Segundo ela, a busca pelo segundo emprego se deu para conquistar mais qualidade de vida. Ela acredita que somente o salário não supre as contas do mês dos brasileiros. “Se a pessoa não tiver apoio financeiro e precisar manter a família, não é suficiente”, ressalta Neusa.

Uma maneira de alcançar objetivos 

Caroline Rosina, 26 anos, é projetista comercial de estruturas de armazenagem. Atualmente, concilia também o trabalho em dois empreendimentos ligados ao enoturismo. “No primeiro momento o extra foi muito importante no complemento de renda, pois eu estava ingressando no mercado de trabalho e iniciando a faculdade. Se tivesse na época apenas a minha renda principal, teria que cortar alguns gastos. Conforme a evolução profissional, o aumento de renda foi consequência.
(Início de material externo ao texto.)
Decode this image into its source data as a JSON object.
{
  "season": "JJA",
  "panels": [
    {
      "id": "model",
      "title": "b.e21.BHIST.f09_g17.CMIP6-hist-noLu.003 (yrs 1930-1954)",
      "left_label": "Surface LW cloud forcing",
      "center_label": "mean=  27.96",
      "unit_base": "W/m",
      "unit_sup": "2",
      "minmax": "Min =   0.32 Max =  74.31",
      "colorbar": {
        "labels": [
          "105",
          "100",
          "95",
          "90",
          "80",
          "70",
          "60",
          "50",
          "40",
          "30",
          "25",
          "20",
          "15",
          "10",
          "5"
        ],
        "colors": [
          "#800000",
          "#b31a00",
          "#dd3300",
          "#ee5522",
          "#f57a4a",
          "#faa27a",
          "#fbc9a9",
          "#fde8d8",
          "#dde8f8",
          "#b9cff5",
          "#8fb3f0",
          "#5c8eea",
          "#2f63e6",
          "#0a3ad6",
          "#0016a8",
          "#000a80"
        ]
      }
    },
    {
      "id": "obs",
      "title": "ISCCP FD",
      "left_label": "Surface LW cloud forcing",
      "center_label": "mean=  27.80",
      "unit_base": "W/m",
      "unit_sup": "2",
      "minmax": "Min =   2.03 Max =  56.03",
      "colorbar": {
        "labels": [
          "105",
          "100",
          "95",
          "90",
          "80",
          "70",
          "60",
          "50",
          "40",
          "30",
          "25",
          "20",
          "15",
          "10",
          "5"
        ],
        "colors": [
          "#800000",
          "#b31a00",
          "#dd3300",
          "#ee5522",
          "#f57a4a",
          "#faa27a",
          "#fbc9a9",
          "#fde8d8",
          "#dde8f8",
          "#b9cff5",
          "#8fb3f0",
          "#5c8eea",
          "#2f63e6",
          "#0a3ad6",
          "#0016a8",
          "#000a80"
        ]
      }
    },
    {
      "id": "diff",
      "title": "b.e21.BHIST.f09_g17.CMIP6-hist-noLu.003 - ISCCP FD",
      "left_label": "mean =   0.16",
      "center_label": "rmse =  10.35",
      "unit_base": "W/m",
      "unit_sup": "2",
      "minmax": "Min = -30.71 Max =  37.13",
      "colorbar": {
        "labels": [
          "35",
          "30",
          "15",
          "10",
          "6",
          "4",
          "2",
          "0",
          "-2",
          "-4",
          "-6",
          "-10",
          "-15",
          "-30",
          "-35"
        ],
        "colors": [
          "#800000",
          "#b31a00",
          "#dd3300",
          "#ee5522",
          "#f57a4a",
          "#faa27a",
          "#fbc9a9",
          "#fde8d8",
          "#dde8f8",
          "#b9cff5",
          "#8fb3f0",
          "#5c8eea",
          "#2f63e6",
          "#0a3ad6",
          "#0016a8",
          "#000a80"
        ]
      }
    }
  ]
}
Hoje, o extra ajuda a pagar as contas e funciona como complemento para guardar e investir para que eu consiga manter a minha qualidade de vida no futuro”, salienta.

De acordo com ela, a segunda ocupação proporciona a conquista de objetivos. “Hoje das pessoas que conheço e convivo, vejo que a maioria tem essa renda complementar para um a mais: para fazer uma viagem, para comprar algo que queriam, até mesmo para festas. Outras tem outra função realmente para salvar o mês. A pandemia impactou no mercado de trabalho e, do nada, o que era extra praticamente virou principal. Por isso e por muitos outros motivos, acho que as pessoas deveriam sempre ter uma receita adicional, pois nunca sabemos o dia de amanhã. Seja para financiar os caprichos, ou sonhos ou pagar as contas”, salienta Caroline.

A jovem aponta que no início os ‘bicos’ funcionavam como renda principal. “Depois comecei a atuar na minha área, mas já estava acostumada a trabalhar. As pessoas, a experiência, o lugar, tudo foi um a mais para eu não deixar de fazer isso. Hoje não é mais apenas pelo dinheiro, realmente gosto e visto a camisa, faço isso há tanto tempo que quando tento ficar em casa descansando, não sei muito como descansar”, conclui.